潘安桐上前,迎面揽住希莞的腰,“那你教教我,我该怎么说才能既说得赢,又不怎么得罪人,我还真不知道呢,夫人。”
希莞有时候不得不佩服潘安桐这没羞没脸的样子,随时随地的,嘴里就跟长了蜜似的,把人叫得甚是不好意思。
“像刚刚这样子,如果真是对方做错了,你就直接跟他摆事实,讲道理就行,真是他做错了,自然事实就会胜于雄辩的,切忌感情用事明白吗,当你们两个人处在对抗的环境下时,自己会很容易被对方牵着鼻子走,被自己的情绪控制,缺乏理智的。”
“而且,你跟他摆事实的话,会很容易地就让他信服,但你若是跟他争吵,那就会脱离事情的本质,变成谁能最后吵得过谁,他反而还会认为你说的是错的,自己的才是对的,因为在吵架这件事上,他也不想输。”
“那前天,是谁揪着我的衣领,哭得那么凶地质问我来着?”
“我……”希莞哑口无言,不过,她没有掉入潘安桐语言的陷阱里,而是很快反应过来,“这么说,你也承认是你错了?”
潘安桐捏了捏希莞的脸蛋,“我可没承认。”
玩笑归玩笑,但有些事情,希莞觉得还是有必要跟他讲清楚,她握住他的手,“你还是不肯原谅玉兰阿姨吗?”
潘安桐的脸色当下就变了,就像是原本晴空万里,结果突然间就阴云密布,希莞每次看到他这个样子,就知道这是他不耐烦跟生气的前兆,所以尽量让自己不要再惹恼他。

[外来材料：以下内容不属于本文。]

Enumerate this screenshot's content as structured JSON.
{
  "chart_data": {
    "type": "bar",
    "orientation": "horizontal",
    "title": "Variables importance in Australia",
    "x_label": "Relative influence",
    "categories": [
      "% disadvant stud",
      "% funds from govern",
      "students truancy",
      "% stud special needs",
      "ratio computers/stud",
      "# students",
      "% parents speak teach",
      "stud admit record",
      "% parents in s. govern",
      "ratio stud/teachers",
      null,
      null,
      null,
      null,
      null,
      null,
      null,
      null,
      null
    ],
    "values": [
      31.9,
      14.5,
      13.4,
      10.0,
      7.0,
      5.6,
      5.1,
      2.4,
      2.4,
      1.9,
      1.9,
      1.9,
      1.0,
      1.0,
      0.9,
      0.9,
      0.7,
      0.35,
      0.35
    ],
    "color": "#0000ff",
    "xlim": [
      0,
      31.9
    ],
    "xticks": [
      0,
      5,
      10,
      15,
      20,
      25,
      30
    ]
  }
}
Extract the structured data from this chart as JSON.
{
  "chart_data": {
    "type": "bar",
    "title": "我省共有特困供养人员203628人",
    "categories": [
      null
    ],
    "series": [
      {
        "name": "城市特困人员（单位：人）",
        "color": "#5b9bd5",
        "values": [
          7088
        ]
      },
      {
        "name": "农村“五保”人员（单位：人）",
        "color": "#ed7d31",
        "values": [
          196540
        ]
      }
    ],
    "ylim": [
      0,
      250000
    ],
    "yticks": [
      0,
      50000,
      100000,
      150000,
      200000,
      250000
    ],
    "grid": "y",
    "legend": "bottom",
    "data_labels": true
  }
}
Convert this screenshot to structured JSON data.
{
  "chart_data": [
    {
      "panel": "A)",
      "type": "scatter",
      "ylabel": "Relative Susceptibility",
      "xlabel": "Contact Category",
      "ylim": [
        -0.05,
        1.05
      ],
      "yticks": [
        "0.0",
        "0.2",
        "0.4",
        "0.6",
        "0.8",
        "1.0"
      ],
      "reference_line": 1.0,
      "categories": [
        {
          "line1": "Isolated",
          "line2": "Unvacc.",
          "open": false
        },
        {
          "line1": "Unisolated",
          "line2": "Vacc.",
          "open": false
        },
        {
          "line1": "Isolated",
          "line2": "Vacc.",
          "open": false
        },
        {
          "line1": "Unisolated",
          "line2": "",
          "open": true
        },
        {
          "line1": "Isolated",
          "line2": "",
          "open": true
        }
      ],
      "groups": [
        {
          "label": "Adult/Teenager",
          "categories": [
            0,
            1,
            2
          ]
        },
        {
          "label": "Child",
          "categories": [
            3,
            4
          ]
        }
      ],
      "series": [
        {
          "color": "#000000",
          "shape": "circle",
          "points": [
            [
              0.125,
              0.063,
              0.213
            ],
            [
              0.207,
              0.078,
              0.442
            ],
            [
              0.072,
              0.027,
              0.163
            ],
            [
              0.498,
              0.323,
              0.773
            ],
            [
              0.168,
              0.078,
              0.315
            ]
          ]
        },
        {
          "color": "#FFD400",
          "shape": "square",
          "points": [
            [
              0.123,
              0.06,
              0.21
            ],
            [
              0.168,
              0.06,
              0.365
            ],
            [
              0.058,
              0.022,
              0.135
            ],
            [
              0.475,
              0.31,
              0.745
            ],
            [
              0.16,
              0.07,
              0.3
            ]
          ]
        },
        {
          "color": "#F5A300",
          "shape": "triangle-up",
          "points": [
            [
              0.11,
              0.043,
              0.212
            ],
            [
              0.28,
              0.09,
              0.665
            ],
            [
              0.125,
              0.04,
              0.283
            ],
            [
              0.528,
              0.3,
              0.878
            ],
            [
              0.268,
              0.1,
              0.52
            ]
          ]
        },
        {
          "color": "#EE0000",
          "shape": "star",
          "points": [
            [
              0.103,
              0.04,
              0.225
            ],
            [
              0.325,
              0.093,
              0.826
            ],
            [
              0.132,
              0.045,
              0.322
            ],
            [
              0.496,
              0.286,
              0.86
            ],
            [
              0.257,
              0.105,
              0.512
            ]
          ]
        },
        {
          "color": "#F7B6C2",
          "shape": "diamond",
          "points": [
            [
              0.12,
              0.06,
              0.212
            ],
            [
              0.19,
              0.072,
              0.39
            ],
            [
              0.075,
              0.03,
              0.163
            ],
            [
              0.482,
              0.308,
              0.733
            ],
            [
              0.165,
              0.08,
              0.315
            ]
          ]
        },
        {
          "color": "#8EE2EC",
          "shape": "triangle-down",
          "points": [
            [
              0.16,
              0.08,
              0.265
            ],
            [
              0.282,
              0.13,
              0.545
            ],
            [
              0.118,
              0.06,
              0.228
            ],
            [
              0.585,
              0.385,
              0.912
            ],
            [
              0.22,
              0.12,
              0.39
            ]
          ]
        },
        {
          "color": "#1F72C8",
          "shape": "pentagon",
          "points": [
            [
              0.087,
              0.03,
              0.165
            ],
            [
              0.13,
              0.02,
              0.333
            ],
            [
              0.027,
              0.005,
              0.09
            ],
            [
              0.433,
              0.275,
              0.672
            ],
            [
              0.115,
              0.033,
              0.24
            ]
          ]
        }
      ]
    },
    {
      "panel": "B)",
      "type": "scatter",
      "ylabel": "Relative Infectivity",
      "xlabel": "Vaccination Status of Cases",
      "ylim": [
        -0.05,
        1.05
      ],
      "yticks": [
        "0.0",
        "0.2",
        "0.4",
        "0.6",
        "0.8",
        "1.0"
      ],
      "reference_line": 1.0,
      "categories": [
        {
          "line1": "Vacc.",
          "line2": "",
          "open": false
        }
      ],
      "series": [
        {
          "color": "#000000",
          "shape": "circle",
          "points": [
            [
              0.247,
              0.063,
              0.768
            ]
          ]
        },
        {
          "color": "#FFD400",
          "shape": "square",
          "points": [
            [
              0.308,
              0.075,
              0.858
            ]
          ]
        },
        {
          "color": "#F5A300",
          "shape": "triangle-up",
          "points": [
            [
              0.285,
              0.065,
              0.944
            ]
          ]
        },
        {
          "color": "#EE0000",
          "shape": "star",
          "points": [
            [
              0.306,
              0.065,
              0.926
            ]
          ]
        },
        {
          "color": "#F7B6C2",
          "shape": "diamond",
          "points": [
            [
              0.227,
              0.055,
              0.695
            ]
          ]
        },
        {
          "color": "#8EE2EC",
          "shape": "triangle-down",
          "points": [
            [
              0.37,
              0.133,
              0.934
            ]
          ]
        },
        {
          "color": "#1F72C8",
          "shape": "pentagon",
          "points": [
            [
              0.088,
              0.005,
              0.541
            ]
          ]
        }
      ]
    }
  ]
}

“以后,少跟我谈她的事,我不想听,也不愿意听,她过去是怎么样,都跟我没半毛钱关系。”
“安桐,你原不原谅她,是你自己的事情,你可以不原谅她,也没什么。但是你可以试着听听她的事,就当作一个故事一样,好不好?听完之后,你还可以继续恨着她,没关系……”
希莞这次改变了策略,她只是单纯的把故事讲完,而不再参杂自己的想法与意见,也不再强迫他必须认同自己的观念。
只要把故事讲给他听也许随着时间,终有一天,他会慢慢理解的,宽恕与原谅,急不得,得慢慢来。